La determinazione dell’assegno divorzile si basa sul tenore di vita goduto durante il matrimonio?

Il tenore di vita analogo a quello goduto in costanza di matrimonio non può più costituire il parametro al quale fare riferimento per la determinazione dell’assegno divorzile, dovendo piuttosto il giudice avere riguardo alla indipendenza economica intesa come disponibilità di mezzi adeguati tali da consentire una vita dignitosa ed autosufficiente secondo una valutazione di fatto riservata al giudice di merito.  Questo è quanto stabilito dalla Corte di Cassazione, sez. Vi Civile, ordinanza n. 28104/2020, depositata il 9 dicembre.

Il caso. Il Tribunale pronunciandosi nel giudizio di divorzio tra due coniugi stabiliva un assegno divorzile di 300,00 Euro mensili in favore dell’ex moglie.


Avverso tale sentenza il marito interponeva appello e la Corte di Appello distrettuale respingeva l’appello e confermava la corresponsione dell’assegno divorzile di 300,00 Euro mensili in favore dell’ex moglie.


Avverso tale sentenza l’ex marito proponeva ricorso per cassazione.

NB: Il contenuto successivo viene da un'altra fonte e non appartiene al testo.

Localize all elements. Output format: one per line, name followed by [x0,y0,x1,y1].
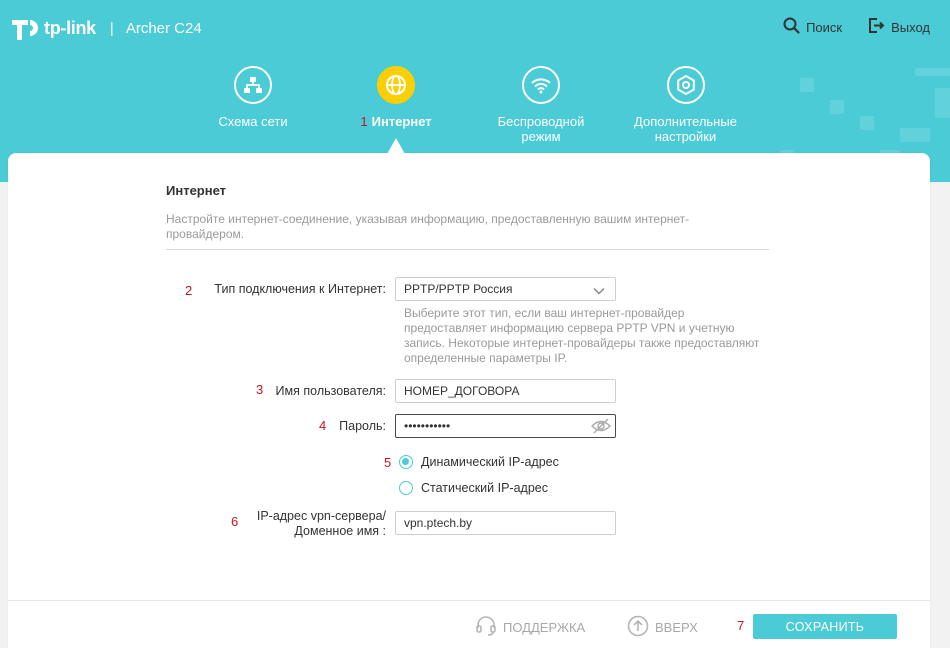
radio-static-ip-label: Статический IP-адрес [421,481,548,495]
tab-internet[interactable]: 1 Интернет [346,66,446,129]
radio-dynamic-ip-label: Динамический IP-адрес [421,455,559,469]
vpn-server-input[interactable] [395,511,616,535]
top-actions: Поиск Выход [783,17,930,37]
tp-link-logo-icon [8,12,40,44]
tab-advanced-label-line2: настройки [654,129,717,144]
tab-network-map[interactable]: Схема сети [203,66,303,129]
save-button[interactable]: СОХРАНИТЬ [753,614,897,639]
vpn-server-label-line1: IP-адрес vpn-сервера/ [256,509,386,523]
back-to-top-link[interactable]: ВВЕРХ [627,615,698,640]
support-label: ПОДДЕРЖКА [503,620,586,635]
radio-static-ip[interactable]: Статический IP-адрес [399,481,548,495]
search-label: Поиск [806,19,843,35]
tp-link-logo: tp-link | Archer C24 [8,12,202,44]
tab-internet-label: Интернет [371,114,432,129]
gear-icon [666,66,705,104]
password-input[interactable]: ••••••••••• [395,414,616,438]
logout-button[interactable]: Выход [868,17,930,37]
connection-type-value: PPTP/PPTP Россия [404,282,513,296]
tab-network-map-label: Схема сети [218,114,288,129]
connection-type-select[interactable]: PPTP/PPTP Россия [395,277,616,301]
back-to-top-label: ВВЕРХ [655,620,698,635]
connection-type-hint: Выберите этот тип, если ваш интернет-про… [404,306,760,365]
search-button[interactable]: Поиск [783,17,842,37]
tab-wireless-label-line1: Беспроводной [497,114,585,129]
support-link[interactable]: ПОДДЕРЖКА [475,615,585,640]
divider [166,249,769,250]
logout-icon [868,17,885,37]
content-card: Интернет Настройте интернет-соединение, … [8,153,930,648]
annotation-2: 2 [185,283,193,298]
logout-label: Выход [891,19,930,35]
tab-wireless[interactable]: Беспроводной режим [486,66,596,144]
vpn-server-label-line2: Доменное имя : [294,524,386,538]
footer-bar: ПОДДЕРЖКА ВВЕРХ 7 СОХРАНИТЬ [8,600,930,648]
radio-static-ip-indicator[interactable] [399,481,413,495]
tab-advanced[interactable]: Дополнительные настройки [628,66,743,144]
model-name: Archer C24 [125,19,202,37]
annotation-1: 1 [360,114,368,129]
main-nav: Схема сети 1 Интернет Беспроводной режим … [0,66,950,156]
connection-type-label: Тип подключения к Интернет: [214,282,386,296]
logo-separator: | [109,19,114,37]
search-icon [783,17,800,37]
wifi-icon [522,66,560,104]
logo-text: tp-link [44,17,96,38]
password-label: Пароль: [339,419,386,433]
annotation-5: 5 [384,455,392,470]
chevron-down-icon [593,284,605,298]
username-input[interactable] [395,379,616,403]
arrow-up-circle-icon [627,615,649,640]
username-label: Имя пользователя: [275,384,386,398]
annotation-7: 7 [737,618,745,633]
page-title: Интернет [166,183,227,198]
page-description: Настройте интернет-соединение, указывая … [166,212,690,241]
tab-advanced-label-line1: Дополнительные [634,114,737,129]
headset-icon [475,615,497,640]
globe-icon [377,66,415,104]
password-value: ••••••••••• [404,419,451,433]
vpn-server-label: IP-адрес vpn-сервера/ Доменное имя : [236,509,386,539]
radio-dynamic-ip[interactable]: Динамический IP-адрес [399,455,559,469]
eye-slash-icon[interactable] [591,418,611,437]
active-tab-pointer [387,138,405,154]
network-map-icon [234,66,272,104]
tab-wireless-label-line2: режим [521,129,561,144]
radio-dynamic-ip-indicator[interactable] [399,455,413,469]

In sostanza il ricorrente lamentava la mancata rivalutazione dell’assegno in relazione alla comparazione reddituale e all’omessa osservanza dei principi fissati dalla Corte di Cassazione con la sentenza n. 11504/17. Il giudice di merito aveva, infatti, determinato in 300,00 euro la somma a favore dell’ex coniuge in considerazione del tenore di vita goduto dai coniugi in costanza del matrimonio, durato 28 anni, e alla disparità delle relative condizioni economiche.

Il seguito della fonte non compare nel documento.